Ce sont mes petites madeleines, elles ont le goût de l’enfance.

Hélas, sur les marchés de Kigali à présent, ces variétés ont disparu avec le génocide, comme celles qui savaient encore les cultiver. Les bananes de Kigali ont pour moi perdu leur saveur, homogénéisées par les méthodes modernes de la FAO ou autre ONG.

Heureusement, de retour en France, j’ai rapidement appris la bonne nouvelle : on y cultive une nouvelle variété de bananes, la banane de souche. On apprend aux petits Français vraiment de souche et bon chrétiens à les déguster. Il la cueille sans doute sur le sapin de Noël qui ombrage la crèche.

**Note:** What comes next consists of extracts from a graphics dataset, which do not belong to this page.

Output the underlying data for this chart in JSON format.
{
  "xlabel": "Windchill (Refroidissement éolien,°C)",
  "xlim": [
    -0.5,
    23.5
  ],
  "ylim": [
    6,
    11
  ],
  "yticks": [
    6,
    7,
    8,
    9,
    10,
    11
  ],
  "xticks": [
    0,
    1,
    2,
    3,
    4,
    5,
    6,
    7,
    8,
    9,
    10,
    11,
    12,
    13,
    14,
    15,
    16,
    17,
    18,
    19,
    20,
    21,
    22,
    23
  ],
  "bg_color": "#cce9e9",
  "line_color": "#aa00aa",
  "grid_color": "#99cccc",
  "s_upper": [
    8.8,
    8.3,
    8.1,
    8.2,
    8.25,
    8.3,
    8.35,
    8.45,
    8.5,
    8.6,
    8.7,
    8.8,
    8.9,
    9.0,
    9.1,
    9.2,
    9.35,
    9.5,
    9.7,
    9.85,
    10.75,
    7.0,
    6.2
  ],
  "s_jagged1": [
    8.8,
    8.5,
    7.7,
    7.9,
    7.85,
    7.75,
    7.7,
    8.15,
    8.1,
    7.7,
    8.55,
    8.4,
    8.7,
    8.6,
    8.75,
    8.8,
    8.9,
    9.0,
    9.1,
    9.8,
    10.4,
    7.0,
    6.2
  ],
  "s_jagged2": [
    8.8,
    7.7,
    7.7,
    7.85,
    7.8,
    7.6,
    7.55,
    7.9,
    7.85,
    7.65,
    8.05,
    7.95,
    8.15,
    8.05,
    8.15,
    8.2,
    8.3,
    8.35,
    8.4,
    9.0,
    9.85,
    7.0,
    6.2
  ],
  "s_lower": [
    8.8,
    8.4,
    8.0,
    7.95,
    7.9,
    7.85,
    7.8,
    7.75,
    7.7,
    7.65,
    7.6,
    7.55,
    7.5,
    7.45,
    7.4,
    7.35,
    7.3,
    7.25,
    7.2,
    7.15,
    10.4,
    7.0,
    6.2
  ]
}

«Cueillez la banane, mes enfants, dit le bon papa de souche, mais ne la mangez pas tout de suite, vous allez voir comme c’est amusant : c’est pour la guenon.»

Les papas de souche ont distribué les drapeaux, les bannières et les bananes à leurs enfants de souche. Ils vont bien s’amuser les braves petits-enfants-vrais-français-de-souche. La banane de souche, c’est pour la guenon. Attendez, elle arrive. La voilà, la guenon, elle est vraiment noire, comment peut-on être aussi noire ! Allez, mes enfants de souche, la banane de souche, c’est pour la guenon, la guenon ministre. Allez, criez, mes enfants : «Mange ta banane, la guenon !» Ce n’est pas n’importe quelle guenon, c’est la guenon-ministre. Ah ! Pauvres enfants de souche, dans quel monde allez-vous vivre, vous aurez bientôt un président guenon et, j’en ai bien peur, un pape guenon.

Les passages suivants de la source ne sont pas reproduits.